It had been a long time since Mother and
I had been out on the town for dinner and a new French country restaurant had opened in our neighbourhood, “La Belle
Vache.” I have long had a penchant for
Cassoulet. Cassoulet is that wonderful
mélange of boneless pork, chicken, cannellini beans, garlic and vegetables,
garlic sausages and a secret ingredient, duck fat; all simmered to perfection. What I enjoy is the wide variety of
ingredients blended into a marvelous union by the chef.
Mother cannot abide Cassoulet. “You know, Alfred, I much prefer Le Poulet
Marengo. If it was good enough for
Napoleon, it’s good enough for me; although I think his Chef, Durand, was
right. The chicken and cognac are
marvelous, but you can leave out the crayfish.
For a few minutes we gave ourselves to
the wonderful repast before us, tearing off pieces of Pain de Campagne and
sopping up the juices with the bread as we ate.
With a sigh Mother pushed her plate back
and said, “I do think you’re quite wrong about Cassoulet, it looks too complex,
too complicated. It has too many
ingredients to be a truly spiritual repast.
“Spiritual?” said I cautiously, “I had
hardly thought of Cassoulet as a spiritual experience.” I knew without doubt
that Mother had something else on her mind.
“Well,” said Mother, “It’s kind of like
Church last Sunday.”
I’m wasn’t sure if I liked where this
was going, so I set my heels in, “But Mother, we didn’t go to Church last
Sunday.”
“Don’t be obtuse Alfred!” said Mother.
“You know perfectly well what I mean,” she said barreling right along. “Did you see that congregation? Cassoulet.
Pure Cassoulet. Too many
different kinds of people all in one space all stewing together during that
tedious sermon. I much prefer simplicity.

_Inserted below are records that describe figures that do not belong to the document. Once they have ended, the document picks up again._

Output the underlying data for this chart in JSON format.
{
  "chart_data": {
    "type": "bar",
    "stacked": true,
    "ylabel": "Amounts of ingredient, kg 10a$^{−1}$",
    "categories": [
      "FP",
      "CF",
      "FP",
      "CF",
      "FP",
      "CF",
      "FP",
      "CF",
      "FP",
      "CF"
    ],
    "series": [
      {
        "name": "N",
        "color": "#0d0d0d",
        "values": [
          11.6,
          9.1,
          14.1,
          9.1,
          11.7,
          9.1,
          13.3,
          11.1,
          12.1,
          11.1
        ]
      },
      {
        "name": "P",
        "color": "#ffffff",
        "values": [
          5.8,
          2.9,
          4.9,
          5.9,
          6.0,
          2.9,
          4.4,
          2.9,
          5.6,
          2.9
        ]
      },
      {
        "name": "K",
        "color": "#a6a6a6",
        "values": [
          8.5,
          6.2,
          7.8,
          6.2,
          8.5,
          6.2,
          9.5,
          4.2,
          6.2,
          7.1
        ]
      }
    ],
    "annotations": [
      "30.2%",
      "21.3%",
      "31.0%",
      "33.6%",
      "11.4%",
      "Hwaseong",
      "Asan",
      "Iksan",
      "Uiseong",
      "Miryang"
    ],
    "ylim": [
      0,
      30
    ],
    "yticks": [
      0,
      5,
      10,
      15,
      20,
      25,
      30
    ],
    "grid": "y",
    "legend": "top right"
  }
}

I like to worship with other people who are just like us.”
“Well, Mother,” said I drily, “There
really are no people just like us.”
“Don’t be difficult Alfred. You know perfectly well what I mean. There was a mixed racial couple in the row
right before us. Imagine a white man
marrying a Chinese woman. And that’s not
all. Did you see that bearded man
carrying the cross? That was a bit too
much.”
I looked a Mother for a minute or two,
and admittedly the silence was getting a little uncomfortable. Finally I said, “She could have been
Cherokee. I really can’t tell the
difference.’
“There is no difference, Alfred. None at all.

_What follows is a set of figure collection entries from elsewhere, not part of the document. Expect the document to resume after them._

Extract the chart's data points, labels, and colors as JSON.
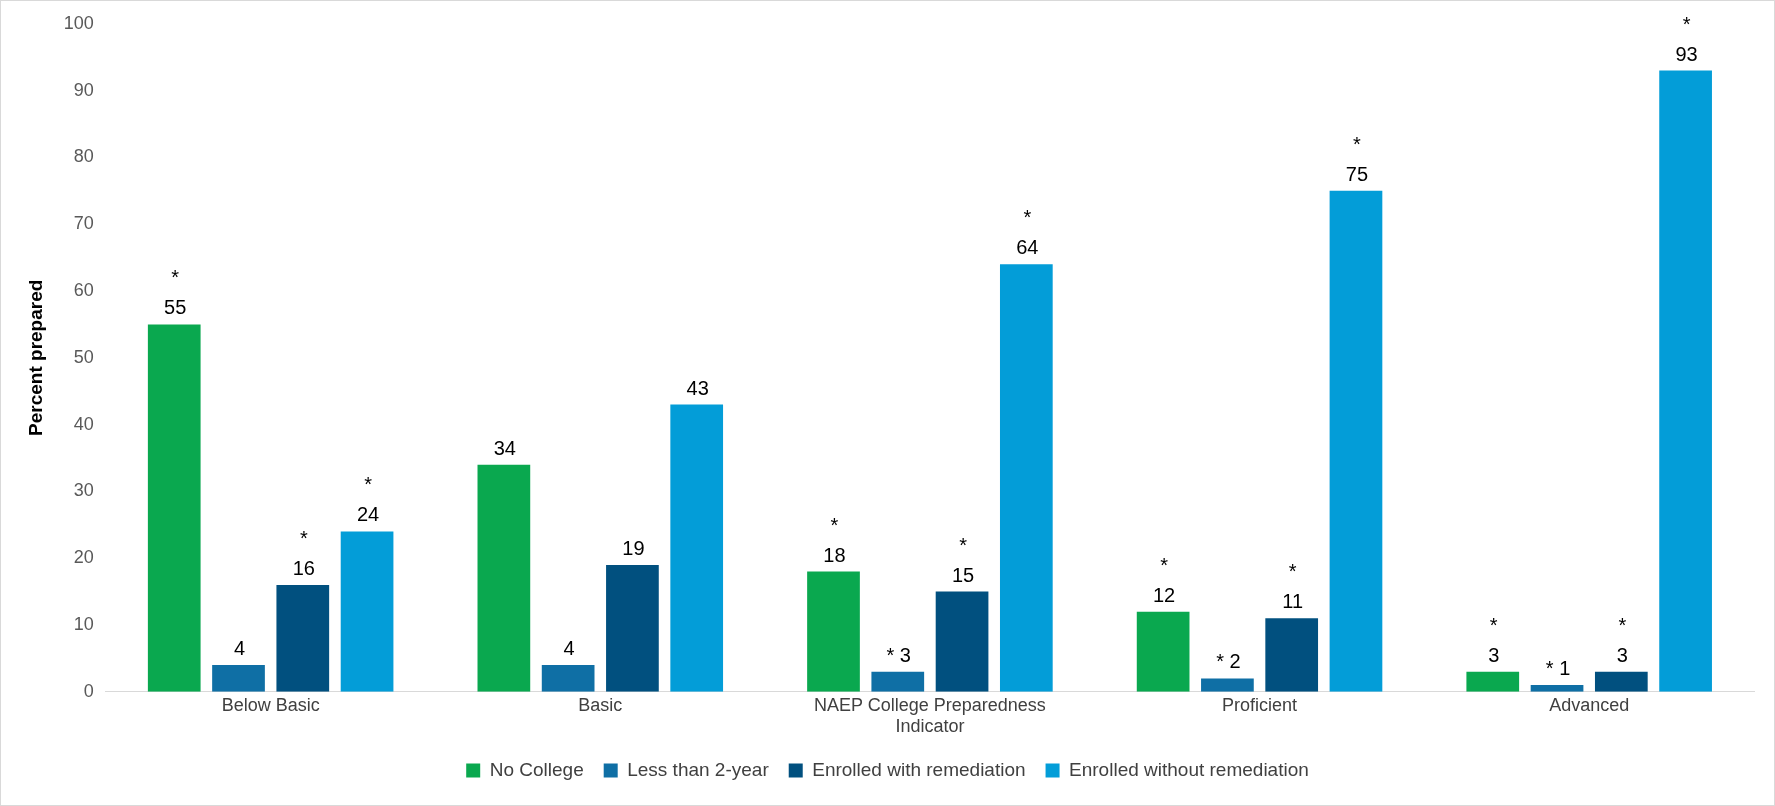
{
  "chart_data": {
    "type": "bar",
    "ylabel": "Percent prepared",
    "categories": [
      "Below Basic",
      "Basic",
      "NAEP College Preparedness Indicator",
      "Proficient",
      "Advanced"
    ],
    "series": [
      {
        "name": "No College",
        "color": "#0aa84f",
        "values": [
          55,
          34,
          18,
          12,
          3
        ],
        "value_labels": [
          "*\n55",
          "34",
          "*\n18",
          "*\n12",
          "*\n3"
        ]
      },
      {
        "name": "Less than 2-year",
        "color": "#0f6fa5",
        "values": [
          4,
          4,
          3,
          2,
          1
        ],
        "value_labels": [
          "4",
          "4",
          "* 3",
          "* 2",
          "* 1"
        ]
      },
      {
        "name": "Enrolled with remediation",
        "color": "#01507f",
        "values": [
          16,
          19,
          15,
          11,
          3
        ],
        "value_labels": [
          "*\n16",
          "19",
          "*\n15",
          "*\n11",
          "*\n3"
        ]
      },
      {
        "name": "Enrolled without remediation",
        "color": "#039dd8",
        "values": [
          24,
          43,
          64,
          75,
          93
        ],
        "value_labels": [
          "*\n24",
          "43",
          "*\n64",
          "*\n75",
          "*\n93"
        ]
      }
    ],
    "ylim": [
      0,
      100
    ],
    "yticks": [
      0,
      10,
      20,
      30,
      40,
      50,
      60,
      70,
      80,
      90,
      100
    ],
    "grid": false,
    "legend": "bottom"
  }
}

It’s exactly the same thing.”
“Well Mother, Church is supposed to be a
little like Cassoulet, and “I happen to like Cassoulet. You can’t have everything Le Poulet Marengo
all the time!”
“Yes, but, it says somewhere in
Scripture, ‘Thou shalt not mix meat and dairy’ and I’m sure that goes for
mixing chicken with crayfish, and,” Mother continued triumphantly, “it also
applies to mixing pork with chicken and greasy duck fat in your Cassoulet, and
that is why Cassoulet is unspiritual.”
“Mother,” said I, “Sometimes you’re
impossible. You know perfectly well that pork isn’t Kosher, and neither is the
Church.”
“Well,” said Mother, “The bishop never
answered your question about a suitable Church.
You need to call him again.
Perhaps he can refer us to a Kosher Church, rather than a Cassoulet one.